300, of course, makes plenty of allowance for popular tastes, changing and expanding the story to meet the protocols of the comic book genre. The film was not shot on location outdoors, but in a studio using the so-called “digital backlot” technique of sometimes placing the actors against blue screens. The resulting realism is not that of the sun-soaked cliffs above the blue Aegean Thermopylae remains spectacularly beautiful today but of the eerie etchings of the comic book.
The Spartans fight bare-chested without armor, in the “heroic nude” manner that ancient Greek vase-painters portrayed Greek hoplites, their muscles bulging as if they were contemporary comic book action heroes. Again, following the Miller comic, artistic license is made with the original story the traitor Ephialtes is as deformed in body as he is in character; King Xerxes is not bearded and perched on a distant throne, but bald, huge, perhaps sexually ambiguous, and often right on the battlefield. The Persians bring with them exotic beasts like a rhinoceros and elephant, and the leader of the Immortals fights Leonidas in a duel (which the Greeks knew as monomachia). Shields are metal rather than wood with bronze veneers, and swords sometimes look futuristic rather than ancient.
Again, purists must remember that 300 seeks to bring a comic book, not Herodotus, to the screen. Yet, despite the need to adhere to the conventions of Frank Miller’s graphics and plot every bit as formalized as the protocols of classical Athenian drama or Japanese Kabuki theater the main story from our ancient Greek historians is still there: Leonidas, against domestic opposition, insists on sending an immediate advance party northward on a suicide mission to rouse the Greeks and allow them time to unite a defense. Once at Thermopylae, he adopts the defenses to the narrow pass between high cliffs and the sea far below. The Greeks fight both en masse in the phalanx and at times range beyond as solo warriors. They are finally betrayed by Ephialtes, forcing Leonidas to dismiss his allies and leaving his own 300 to the fate of dying under a sea of arrows.
But most importantly, 300 preserves the spirit of the Thermopylae story. The Spartans, quoting lines known from Herodotus and themes from the lyric poets, profess unswerving loyalty to a free Greece. They will never kow-tow to the Persians, preferring to die on their feet than live on their knees.

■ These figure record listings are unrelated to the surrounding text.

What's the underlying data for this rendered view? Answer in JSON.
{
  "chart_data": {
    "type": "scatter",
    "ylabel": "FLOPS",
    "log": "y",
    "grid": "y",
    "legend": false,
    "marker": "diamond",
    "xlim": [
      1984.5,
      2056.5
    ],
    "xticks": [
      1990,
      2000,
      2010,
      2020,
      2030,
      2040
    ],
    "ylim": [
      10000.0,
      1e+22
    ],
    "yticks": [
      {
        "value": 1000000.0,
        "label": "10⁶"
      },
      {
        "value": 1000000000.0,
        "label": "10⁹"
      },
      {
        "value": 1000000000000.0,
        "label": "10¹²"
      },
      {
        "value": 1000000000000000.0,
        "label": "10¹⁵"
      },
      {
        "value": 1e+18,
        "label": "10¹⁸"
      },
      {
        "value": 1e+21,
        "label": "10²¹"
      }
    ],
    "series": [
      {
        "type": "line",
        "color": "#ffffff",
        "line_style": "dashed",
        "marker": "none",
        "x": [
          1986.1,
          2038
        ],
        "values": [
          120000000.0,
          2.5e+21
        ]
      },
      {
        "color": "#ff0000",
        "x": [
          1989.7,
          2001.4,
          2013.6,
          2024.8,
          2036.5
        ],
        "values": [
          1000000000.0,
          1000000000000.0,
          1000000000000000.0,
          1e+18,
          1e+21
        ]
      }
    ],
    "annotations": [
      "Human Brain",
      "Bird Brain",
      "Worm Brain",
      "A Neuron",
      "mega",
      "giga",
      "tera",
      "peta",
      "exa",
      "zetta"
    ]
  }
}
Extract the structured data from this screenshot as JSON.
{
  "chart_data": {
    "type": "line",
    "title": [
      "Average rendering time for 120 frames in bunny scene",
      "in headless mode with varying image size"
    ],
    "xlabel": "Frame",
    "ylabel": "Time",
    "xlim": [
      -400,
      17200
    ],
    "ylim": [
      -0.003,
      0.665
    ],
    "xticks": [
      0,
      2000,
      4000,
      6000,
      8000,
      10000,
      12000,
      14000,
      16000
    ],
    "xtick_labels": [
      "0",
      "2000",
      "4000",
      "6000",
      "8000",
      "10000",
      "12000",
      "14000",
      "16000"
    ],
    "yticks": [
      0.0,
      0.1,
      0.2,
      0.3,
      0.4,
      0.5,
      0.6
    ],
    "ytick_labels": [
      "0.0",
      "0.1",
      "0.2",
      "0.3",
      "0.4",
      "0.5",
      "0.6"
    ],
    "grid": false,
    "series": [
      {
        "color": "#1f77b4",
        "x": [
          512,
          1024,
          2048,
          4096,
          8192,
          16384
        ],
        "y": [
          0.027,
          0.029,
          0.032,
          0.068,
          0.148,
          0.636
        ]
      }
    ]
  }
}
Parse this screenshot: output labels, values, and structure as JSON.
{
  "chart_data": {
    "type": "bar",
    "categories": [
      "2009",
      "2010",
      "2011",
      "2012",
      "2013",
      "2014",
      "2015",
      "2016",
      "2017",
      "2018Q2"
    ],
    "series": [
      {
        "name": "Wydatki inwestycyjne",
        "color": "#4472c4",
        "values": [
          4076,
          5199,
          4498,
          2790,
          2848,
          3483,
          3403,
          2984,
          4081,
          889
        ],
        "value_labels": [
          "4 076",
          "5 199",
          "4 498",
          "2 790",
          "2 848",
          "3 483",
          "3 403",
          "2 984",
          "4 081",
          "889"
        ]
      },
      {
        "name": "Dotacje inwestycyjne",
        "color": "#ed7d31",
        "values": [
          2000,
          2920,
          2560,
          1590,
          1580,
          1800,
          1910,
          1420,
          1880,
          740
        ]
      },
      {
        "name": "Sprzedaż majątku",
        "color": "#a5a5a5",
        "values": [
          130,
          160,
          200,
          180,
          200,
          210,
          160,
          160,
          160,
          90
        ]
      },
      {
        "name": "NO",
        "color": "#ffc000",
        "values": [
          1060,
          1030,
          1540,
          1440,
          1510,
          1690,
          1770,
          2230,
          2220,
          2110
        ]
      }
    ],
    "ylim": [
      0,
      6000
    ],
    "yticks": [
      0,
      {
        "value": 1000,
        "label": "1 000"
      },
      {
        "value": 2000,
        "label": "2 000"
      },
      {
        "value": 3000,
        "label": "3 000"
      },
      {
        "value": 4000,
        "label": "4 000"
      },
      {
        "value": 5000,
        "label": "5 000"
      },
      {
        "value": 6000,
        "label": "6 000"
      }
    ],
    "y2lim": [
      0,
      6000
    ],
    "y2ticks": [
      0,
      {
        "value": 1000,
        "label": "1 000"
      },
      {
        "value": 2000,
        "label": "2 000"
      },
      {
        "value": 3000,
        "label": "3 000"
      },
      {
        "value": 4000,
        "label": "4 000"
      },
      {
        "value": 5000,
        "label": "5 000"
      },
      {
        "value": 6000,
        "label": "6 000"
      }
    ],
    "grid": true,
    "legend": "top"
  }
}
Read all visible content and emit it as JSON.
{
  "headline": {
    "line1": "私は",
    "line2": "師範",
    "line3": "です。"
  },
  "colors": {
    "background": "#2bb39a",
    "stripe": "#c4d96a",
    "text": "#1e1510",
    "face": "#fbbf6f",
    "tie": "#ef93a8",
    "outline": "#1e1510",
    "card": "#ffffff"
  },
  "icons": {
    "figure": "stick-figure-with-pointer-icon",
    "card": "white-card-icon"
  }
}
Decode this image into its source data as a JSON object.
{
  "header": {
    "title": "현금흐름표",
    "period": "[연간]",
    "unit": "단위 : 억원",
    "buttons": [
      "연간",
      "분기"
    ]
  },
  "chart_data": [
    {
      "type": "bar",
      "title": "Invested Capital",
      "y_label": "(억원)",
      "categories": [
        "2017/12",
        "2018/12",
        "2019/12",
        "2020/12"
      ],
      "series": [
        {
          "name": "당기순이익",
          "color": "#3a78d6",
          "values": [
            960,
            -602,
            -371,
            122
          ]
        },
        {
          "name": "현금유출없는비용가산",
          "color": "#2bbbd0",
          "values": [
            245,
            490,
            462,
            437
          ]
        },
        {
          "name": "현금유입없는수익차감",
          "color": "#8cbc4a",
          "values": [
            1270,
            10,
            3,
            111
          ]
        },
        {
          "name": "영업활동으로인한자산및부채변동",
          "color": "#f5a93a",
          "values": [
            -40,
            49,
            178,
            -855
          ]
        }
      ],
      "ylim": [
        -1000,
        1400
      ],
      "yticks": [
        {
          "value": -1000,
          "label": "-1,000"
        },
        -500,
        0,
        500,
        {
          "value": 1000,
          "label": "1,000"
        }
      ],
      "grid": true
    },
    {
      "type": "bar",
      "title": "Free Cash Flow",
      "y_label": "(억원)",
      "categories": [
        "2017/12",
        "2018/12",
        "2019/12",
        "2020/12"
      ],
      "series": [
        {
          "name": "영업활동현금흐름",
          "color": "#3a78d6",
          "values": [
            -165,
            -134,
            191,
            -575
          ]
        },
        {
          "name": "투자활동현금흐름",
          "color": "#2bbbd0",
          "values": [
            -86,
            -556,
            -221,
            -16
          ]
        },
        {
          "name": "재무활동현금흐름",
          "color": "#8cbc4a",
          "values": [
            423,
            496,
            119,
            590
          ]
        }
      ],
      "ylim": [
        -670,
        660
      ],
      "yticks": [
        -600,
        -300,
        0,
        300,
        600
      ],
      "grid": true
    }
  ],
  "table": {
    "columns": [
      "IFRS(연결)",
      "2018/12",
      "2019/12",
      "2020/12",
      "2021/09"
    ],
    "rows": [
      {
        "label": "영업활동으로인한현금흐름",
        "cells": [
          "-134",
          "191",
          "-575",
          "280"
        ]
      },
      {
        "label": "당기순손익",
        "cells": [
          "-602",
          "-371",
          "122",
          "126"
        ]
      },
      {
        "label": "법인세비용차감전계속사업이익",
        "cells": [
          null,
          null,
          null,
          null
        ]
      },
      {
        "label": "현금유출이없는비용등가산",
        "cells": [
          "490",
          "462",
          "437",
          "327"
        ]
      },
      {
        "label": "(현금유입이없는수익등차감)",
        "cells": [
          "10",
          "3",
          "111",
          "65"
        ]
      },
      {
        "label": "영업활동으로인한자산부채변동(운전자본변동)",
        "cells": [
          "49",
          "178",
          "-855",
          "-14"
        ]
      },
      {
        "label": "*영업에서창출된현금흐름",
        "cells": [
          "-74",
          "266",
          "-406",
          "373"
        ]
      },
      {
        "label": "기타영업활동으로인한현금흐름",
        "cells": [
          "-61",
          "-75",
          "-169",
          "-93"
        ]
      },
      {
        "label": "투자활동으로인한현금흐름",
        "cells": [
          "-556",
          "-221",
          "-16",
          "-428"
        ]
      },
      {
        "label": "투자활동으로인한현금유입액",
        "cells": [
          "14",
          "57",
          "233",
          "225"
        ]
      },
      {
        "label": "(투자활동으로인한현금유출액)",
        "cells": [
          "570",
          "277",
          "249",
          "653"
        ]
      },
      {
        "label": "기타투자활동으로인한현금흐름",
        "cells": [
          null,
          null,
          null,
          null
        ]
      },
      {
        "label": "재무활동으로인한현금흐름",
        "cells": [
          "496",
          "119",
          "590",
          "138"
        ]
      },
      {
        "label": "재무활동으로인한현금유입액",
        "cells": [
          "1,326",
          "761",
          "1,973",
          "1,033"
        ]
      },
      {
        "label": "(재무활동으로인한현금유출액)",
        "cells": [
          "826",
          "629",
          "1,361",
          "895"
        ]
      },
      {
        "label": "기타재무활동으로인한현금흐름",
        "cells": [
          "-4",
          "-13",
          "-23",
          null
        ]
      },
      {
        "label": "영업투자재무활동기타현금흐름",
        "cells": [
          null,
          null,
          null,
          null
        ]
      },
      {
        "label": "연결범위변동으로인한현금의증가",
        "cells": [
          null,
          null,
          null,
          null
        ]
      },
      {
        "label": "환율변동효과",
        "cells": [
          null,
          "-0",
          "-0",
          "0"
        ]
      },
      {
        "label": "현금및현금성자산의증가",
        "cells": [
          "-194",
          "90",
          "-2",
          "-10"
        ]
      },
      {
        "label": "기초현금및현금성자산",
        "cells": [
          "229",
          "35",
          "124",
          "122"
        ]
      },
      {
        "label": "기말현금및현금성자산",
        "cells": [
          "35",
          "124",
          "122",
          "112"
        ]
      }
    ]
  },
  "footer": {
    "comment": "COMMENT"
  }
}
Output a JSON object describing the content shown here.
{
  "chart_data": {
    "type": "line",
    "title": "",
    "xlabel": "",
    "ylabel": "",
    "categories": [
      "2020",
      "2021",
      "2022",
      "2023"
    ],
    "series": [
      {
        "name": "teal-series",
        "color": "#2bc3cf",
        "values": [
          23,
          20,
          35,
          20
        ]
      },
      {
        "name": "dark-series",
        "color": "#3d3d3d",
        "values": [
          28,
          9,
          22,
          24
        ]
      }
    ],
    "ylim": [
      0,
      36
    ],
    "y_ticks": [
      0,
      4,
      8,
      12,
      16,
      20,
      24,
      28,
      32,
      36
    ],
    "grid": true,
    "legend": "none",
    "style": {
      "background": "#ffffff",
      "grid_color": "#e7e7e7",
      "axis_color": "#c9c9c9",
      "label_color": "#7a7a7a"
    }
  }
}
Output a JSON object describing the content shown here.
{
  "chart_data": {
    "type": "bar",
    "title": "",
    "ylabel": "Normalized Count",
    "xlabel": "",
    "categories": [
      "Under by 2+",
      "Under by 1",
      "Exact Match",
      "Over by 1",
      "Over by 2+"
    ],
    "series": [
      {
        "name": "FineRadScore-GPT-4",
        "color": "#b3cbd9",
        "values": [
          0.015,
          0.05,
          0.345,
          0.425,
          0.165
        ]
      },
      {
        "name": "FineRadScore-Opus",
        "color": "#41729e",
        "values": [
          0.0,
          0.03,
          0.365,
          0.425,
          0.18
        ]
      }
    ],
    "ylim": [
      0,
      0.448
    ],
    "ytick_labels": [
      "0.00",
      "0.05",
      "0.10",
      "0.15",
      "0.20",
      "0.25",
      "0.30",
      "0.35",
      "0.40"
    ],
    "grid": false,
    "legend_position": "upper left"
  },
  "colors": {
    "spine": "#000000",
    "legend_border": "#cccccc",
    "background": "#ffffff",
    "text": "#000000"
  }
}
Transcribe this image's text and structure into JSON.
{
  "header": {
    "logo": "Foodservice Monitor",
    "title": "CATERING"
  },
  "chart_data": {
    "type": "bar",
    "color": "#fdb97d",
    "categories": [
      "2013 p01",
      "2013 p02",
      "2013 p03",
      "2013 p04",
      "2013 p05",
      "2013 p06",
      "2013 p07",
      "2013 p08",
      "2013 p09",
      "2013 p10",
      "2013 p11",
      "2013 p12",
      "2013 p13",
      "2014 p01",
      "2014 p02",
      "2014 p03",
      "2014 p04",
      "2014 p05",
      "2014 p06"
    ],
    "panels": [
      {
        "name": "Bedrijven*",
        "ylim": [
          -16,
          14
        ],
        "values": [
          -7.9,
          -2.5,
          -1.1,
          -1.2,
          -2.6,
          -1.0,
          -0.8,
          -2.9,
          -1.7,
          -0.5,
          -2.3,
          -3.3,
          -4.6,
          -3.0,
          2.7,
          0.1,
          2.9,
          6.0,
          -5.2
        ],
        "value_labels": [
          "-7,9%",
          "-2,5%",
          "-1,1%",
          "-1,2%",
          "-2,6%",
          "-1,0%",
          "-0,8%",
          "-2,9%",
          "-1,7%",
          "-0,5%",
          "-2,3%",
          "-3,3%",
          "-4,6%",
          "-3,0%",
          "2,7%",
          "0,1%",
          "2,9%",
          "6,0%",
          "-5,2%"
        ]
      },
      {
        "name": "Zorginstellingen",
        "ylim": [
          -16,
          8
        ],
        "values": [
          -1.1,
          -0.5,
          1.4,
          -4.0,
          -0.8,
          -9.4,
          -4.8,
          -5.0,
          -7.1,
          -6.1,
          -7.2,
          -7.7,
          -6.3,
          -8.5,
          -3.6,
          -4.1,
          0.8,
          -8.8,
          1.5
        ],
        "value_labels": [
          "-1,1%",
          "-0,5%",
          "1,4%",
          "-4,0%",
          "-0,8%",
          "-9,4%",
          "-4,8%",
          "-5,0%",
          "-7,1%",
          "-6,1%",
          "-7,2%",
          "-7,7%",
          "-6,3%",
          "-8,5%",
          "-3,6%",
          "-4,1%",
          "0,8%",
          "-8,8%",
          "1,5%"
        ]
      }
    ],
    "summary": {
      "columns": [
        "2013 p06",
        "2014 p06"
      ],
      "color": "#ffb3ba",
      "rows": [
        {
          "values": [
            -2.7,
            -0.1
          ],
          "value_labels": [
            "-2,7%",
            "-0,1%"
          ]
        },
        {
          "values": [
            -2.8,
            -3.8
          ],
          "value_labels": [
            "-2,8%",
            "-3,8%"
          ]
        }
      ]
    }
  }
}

If critics think that 300 reduces and simplifies the meaning of Thermopylae into freedom versus tyranny, they should reread carefully ancient accounts and then blame Herodotus, Plutarch, and Diodorus who long ago boasted that Greek freedom was on trial against Persian autocracy, free men in superior fashion dying for their liberty, their enslaved enemies being whipped to enslave others.